Here, everything seems to work! We can even write a test to verify that the contention above doesn’t occur.


def test_lang_should_be_set_on_a_per_session_basis
  bob.lang = 'ja'
  assert bob.save
  bob.reload

  assert_equal 'ja', bob.lang
  post '/sessions', {:username_or_email => bob.screen_name, :password => 'foo'}
  assert_response :redirect
  follow_redirect!
  assert_response :redirect
  follow_redirect!
  assert_response :success
  assert_equal 'ja', Locale.current.language

  phoenix.reload
  assert_equal nil, phoenix.lang
  post '/sessions', {:username_or_email => phoenix.screen_name, :password => 'foo'}
  assert_response :redirect
  follow_redirect!
  assert_response :redirect
  follow_redirect!
  assert_response :success
  assert_equal 'en', Locale.current.language
end

But alas, download the Japanese version of Firefox and visit the page.

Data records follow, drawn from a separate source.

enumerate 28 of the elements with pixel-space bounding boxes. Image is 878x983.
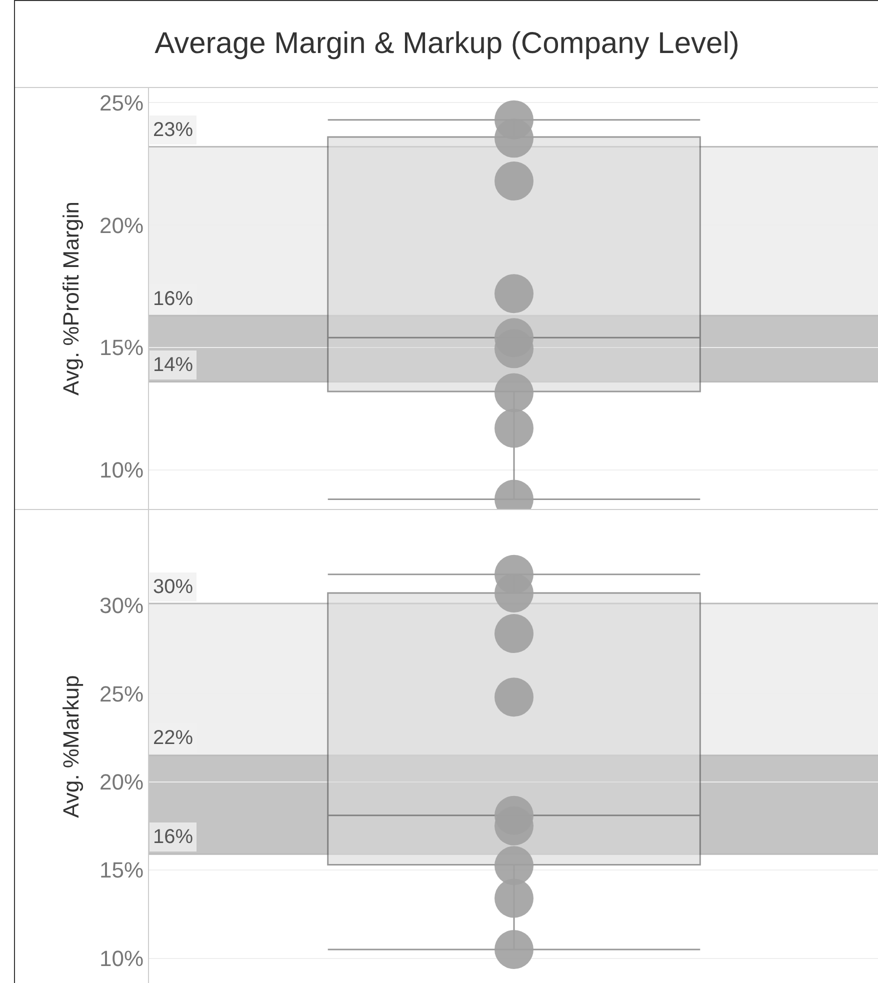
point xyxy=(494,373,534,412)
y-axis-title: Avg. %Markup xyxy=(58,675,84,818)
ref-line-label: 22% xyxy=(153,727,194,749)
y-tick-label: 15% xyxy=(100,335,144,360)
y-tick-label: 30% xyxy=(100,593,144,618)
point xyxy=(494,573,534,612)
ref-line-label: 23% xyxy=(153,119,194,141)
ref-line-label: 30% xyxy=(153,576,194,598)
y-tick-label: 20% xyxy=(100,770,144,794)
point xyxy=(494,930,534,969)
y-tick-label: 25% xyxy=(100,90,144,116)
y-tick-label: 25% xyxy=(100,681,144,706)
point xyxy=(494,614,534,654)
ref-line-label: 14% xyxy=(153,354,194,376)
y-tick-label: 15% xyxy=(100,858,144,883)
point xyxy=(494,162,534,200)
chart-title: Average Margin & Markup (Company Level) xyxy=(15,0,878,88)
point xyxy=(494,878,534,918)
point xyxy=(494,274,534,314)
point xyxy=(494,408,534,448)
y-axis-title: Avg. %Profit Margin xyxy=(58,201,84,396)
ref-line-label: 16% xyxy=(153,288,194,310)
y-tick-label: 20% xyxy=(100,212,144,238)
point xyxy=(494,678,534,717)
y-tick-label: 10% xyxy=(100,946,144,971)
y-tick-label: 10% xyxy=(100,458,144,483)
ref-line-label: 16% xyxy=(153,826,194,848)
point xyxy=(494,118,534,158)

The browser is hungry for UTF-8 data. As you can see, the part of the page in which we set the locale manually using set_locale is being pushed as SHIFT-JIS. The blue highlighted area is actually outside of the application.rb controller stack, so is sent via GetText’s default assumptions: UTF-8.

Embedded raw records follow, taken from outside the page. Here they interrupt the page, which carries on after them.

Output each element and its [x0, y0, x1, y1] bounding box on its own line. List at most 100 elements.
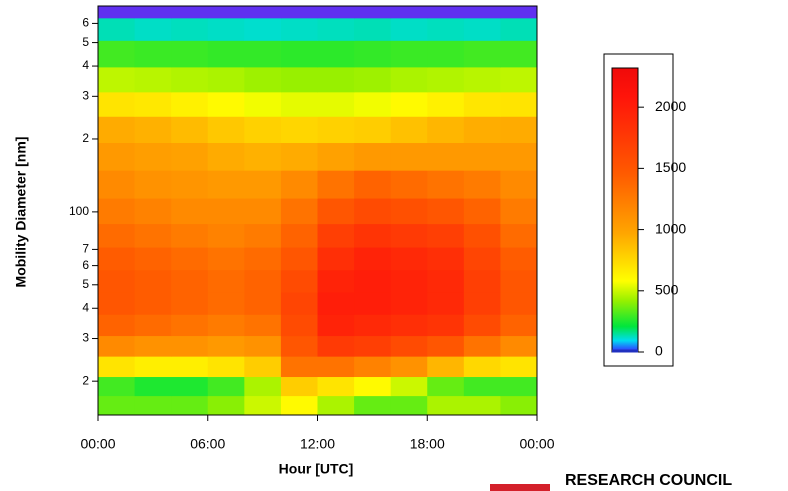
heatmap-cell — [171, 6, 209, 19]
x-tick-label: 00:00 — [519, 436, 554, 452]
heatmap — [98, 6, 538, 416]
heatmap-cell — [427, 170, 465, 199]
heatmap-cell — [98, 91, 136, 117]
heatmap-cell — [280, 376, 318, 397]
heatmap-cell — [244, 6, 282, 19]
heatmap-cell — [134, 247, 172, 271]
y-tick-label: 2 — [82, 373, 89, 387]
heatmap-cell — [134, 91, 172, 117]
heatmap-cell — [500, 198, 538, 225]
heatmap-cell — [244, 376, 282, 397]
heatmap-cell — [98, 291, 136, 315]
y-tick-label: 5 — [82, 277, 89, 291]
heatmap-cell — [500, 170, 538, 199]
heatmap-cell — [500, 17, 538, 41]
heatmap-cell — [98, 40, 136, 68]
heatmap-cell — [98, 66, 136, 93]
heatmap-cell — [317, 198, 355, 225]
heatmap-cell — [463, 116, 501, 144]
heatmap-cell — [317, 6, 355, 19]
heatmap-cell — [98, 17, 136, 41]
heatmap-cell — [354, 247, 392, 271]
heatmap-cell — [317, 314, 355, 337]
heatmap-cell — [244, 198, 282, 225]
heatmap-cell — [427, 269, 465, 293]
heatmap-cell — [134, 291, 172, 315]
heatmap-cell — [134, 269, 172, 293]
heatmap-cell — [390, 247, 428, 271]
heatmap-cell — [354, 116, 392, 144]
heatmap-cell — [500, 142, 538, 171]
heatmap-cell — [317, 269, 355, 293]
heatmap-cell — [500, 356, 538, 378]
heatmap-cell — [207, 66, 245, 93]
colorbar — [611, 67, 639, 353]
heatmap-cell — [427, 91, 465, 117]
heatmap-cell — [244, 40, 282, 68]
heatmap-cell — [98, 6, 136, 19]
heatmap-cell — [171, 223, 209, 248]
heatmap-cell — [500, 6, 538, 19]
heatmap-cell — [244, 395, 282, 416]
logo-mark — [490, 484, 550, 491]
heatmap-cell — [134, 198, 172, 225]
heatmap-cell — [171, 198, 209, 225]
x-tick-label: 06:00 — [190, 436, 225, 452]
heatmap-cell — [354, 395, 392, 416]
heatmap-cell — [317, 40, 355, 68]
heatmap-cell — [134, 170, 172, 199]
heatmap-cell — [207, 376, 245, 397]
heatmap-cell — [500, 91, 538, 117]
heatmap-cell — [207, 269, 245, 293]
heatmap-cell — [463, 314, 501, 337]
heatmap-cell — [244, 116, 282, 144]
heatmap-cell — [98, 314, 136, 337]
y-tick-label: 100 — [69, 204, 89, 218]
heatmap-cell — [98, 335, 136, 357]
heatmap-cell — [134, 66, 172, 93]
heatmap-cell — [500, 395, 538, 416]
heatmap-cell — [98, 376, 136, 397]
heatmap-cell — [171, 395, 209, 416]
heatmap-cell — [280, 170, 318, 199]
heatmap-cell — [98, 142, 136, 171]
heatmap-cell — [390, 269, 428, 293]
heatmap-cell — [390, 314, 428, 337]
heatmap-cell — [390, 356, 428, 378]
heatmap-cell — [244, 269, 282, 293]
heatmap-cell — [317, 91, 355, 117]
heatmap-cell — [280, 142, 318, 171]
heatmap-cell — [134, 223, 172, 248]
heatmap-cell — [500, 66, 538, 93]
heatmap-cell — [500, 40, 538, 68]
heatmap-cell — [280, 247, 318, 271]
heatmap-cell — [207, 314, 245, 337]
heatmap-cell — [427, 395, 465, 416]
heatmap-cell — [427, 356, 465, 378]
heatmap-cell — [317, 291, 355, 315]
heatmap-cell — [390, 170, 428, 199]
heatmap-cell — [244, 17, 282, 41]
heatmap-cell — [354, 91, 392, 117]
heatmap-cell — [390, 91, 428, 117]
heatmap-cell — [171, 40, 209, 68]
heatmap-cell — [171, 116, 209, 144]
heatmap-cell — [500, 314, 538, 337]
heatmap-cell — [463, 335, 501, 357]
heatmap-cell — [207, 335, 245, 357]
heatmap-cell — [244, 223, 282, 248]
heatmap-cell — [280, 17, 318, 41]
heatmap-cell — [244, 142, 282, 171]
colorbar-tick-label: 1000 — [655, 220, 686, 236]
heatmap-cell — [244, 247, 282, 271]
heatmap-cell — [280, 40, 318, 68]
x-axis-label: Hour [UTC] — [279, 461, 354, 477]
heatmap-cell — [134, 116, 172, 144]
y-tick-label: 6 — [82, 16, 89, 30]
heatmap-cell — [244, 291, 282, 315]
heatmap-cell — [427, 247, 465, 271]
colorbar-tick-label: 0 — [655, 343, 663, 359]
y-tick-label: 3 — [82, 88, 89, 102]
heatmap-cell — [390, 66, 428, 93]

But this isn’t a problem in Safari or Internet Explorer. Why? Let’s look at the value of HTTP_ACCEPT_LANGUAGE.


Firefox :   "HTTP_ACCEPT_CHARSET" => "EUC-KR,utf-8;q=0.7,*;q=0.7" 
Safari  :   "HTTP_ACCEPT_CHARSET" =>  ???

Safari actually doesn’t pass one, while Firefox gives precedence EUC-KR (effectively SHIFT-JIS) over UTF-8.

Sigh. Things are looking grim. Back to the drawing board. Let’s look at the order of precedence for how the Rails GetText integration determines the langauge.


The language passed to GetText.bindtextdomain.
The lang query param. ( url?lang=foo )
The lang cookie.
The value of HTTP_ACCEPT_LANGUAGE passed by the browser.
The default (English).

Aha! GetText.bindtextdomain! Looking at the RDocs and source, this is not only called within the init_gettext method, but can be set on a per session basis without mucking with default language settings!

Let’s try!

NOTE: THIS IS CORRECT! CELEBRATE!


# If the user has a default lang, set it here.
if u && u.lang && (LANGUAGE_CODES.include?(u.lang))
  cookies[:lang] = u.lang unless cookies[:lang]
  GetText.bindtextdomain("Twitter", :locale => u.lang)
end

So finally, we can set the language on a request manually after the GetText stack has already been invoked. Whew!